Édité par Simon Levesque

 

Introduction

Ce petit thésaurus rassemble des machines de mémoire imaginées entre 1990 et 2019 dans différents films et séries télévisées de science-fiction. Depuis la fin du XXe siècle, les fictions audiovisuelles occidentales mettent en scène une panoplie de technologies de manipulation des souvenirs et de la mémoire personnelle toujours plus sophistiquées les unes que les autres. Travaillant fantasmes, désirs et inquiétudes, les œuvres imaginent par exemple la possibilité d’enregistrer nos souvenirs biologiques sous un format numérique, de ne plus jamais rien oublier et de pouvoir effacer, en l’espace d’un instant, des souvenirs trop lourds à porter. Dans certains récits, des machines permettent même de copier l’entièreté de la mémoire d’un individu en vue d’une réincarnation post-mortem. Souvent mises au point par des laboratoires rattachés à des multinationales ultracapitalistes, les nombreuses machines imaginées sont mises en circulation dans des marchés légaux aussi bien qu’illégaux. Certaines sont encore en développement et présentent des risques, quand d’autres ont été fabriquées dans le sous-sol de savants fous ou sont le fruit du pur hasard. Les créatrices et créateurs des productions science-fictionnelles ont ainsi donné forme à de multiples technologies de « mémoire totale » (Caccamo, 2017a).

Dans les univers fictionnels, les bionanopuces implantées dans le corps côtoient les casques de stimulation électromagnétique, les interfaces nerveuses numériques, les clones robotiques, les caissons et les sièges d’implantation de souvenirs. Selon leurs caractéristiques matérielles et fonctionnelles, ces machines imaginaires permettent notamment (1) d’archiver la mémoire humaine, c’est-à-dire (a) d’encoder sous un format numérique les souvenirs, la mémoire autobiographique et les autres mémoires, celle des connaissances conceptuelles (mémoire sémantique) et celle du corps (mémoire procédurale), ainsi que (b) de conserver ces données encodées. Selon leurs configurations, les machines peuvent aussi (2) offrir un accès aux données archivées, sous la forme d’images audiovisuelles, de lignes de code ou de stimulations phénoménologiques, et (3) altérer la mémoire d’un individu.

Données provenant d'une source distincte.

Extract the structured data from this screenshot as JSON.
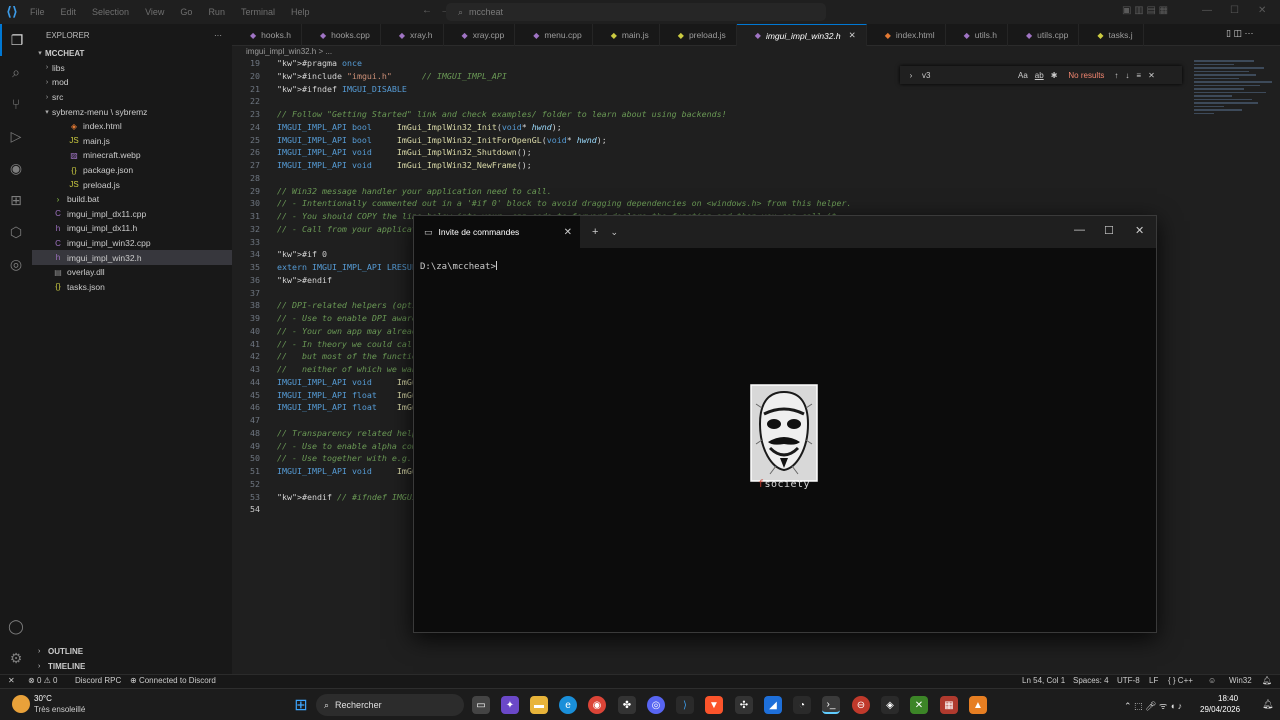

Les machines de mémoire totale font l’objet de nombreux usages prévus et détournés. Grâce à un encodage continu ou ponctuel des percepts de leurs usagers, elles peuvent servir à enregistrer, quantifier, organiser et rejouer les « souvenirs » numérisés. Les personnages adoptent en ce sens une pratique d’hyperlifelogging. D’autres machines « augmentent » la capacité de rétention d’information. Elles trouvent une fonction utilitaire ou d’assistance au quotidien. Dans certains cas, les images de mémoire enregistrées par les bionanopuces peuvent trouver une dimension symbolique et commémorative. Les données mémorielles sont par exemple utilisées afin de rendre hommage aux défunts. Elles servent en quelque sorte de témoignage à la première personne en l’absence de la personne maintenant décédée.

La mémoire numérisée est aussi une source de profit et de divertissement. Dans les univers fictionnels, il existe de nombreuses multinationales et de nombreux marchés plus ou moins légaux spécialisés dans la vente et l’implantation de mémoire : l’on y trouve une vaste gamme de produits et de services reposant sur la marchandisation de la mémoire biologique et des corps humains. Il n’est pas rare que ces marchés reposent sur l’exploitation humaine, voire sur une mise en esclavage des individus.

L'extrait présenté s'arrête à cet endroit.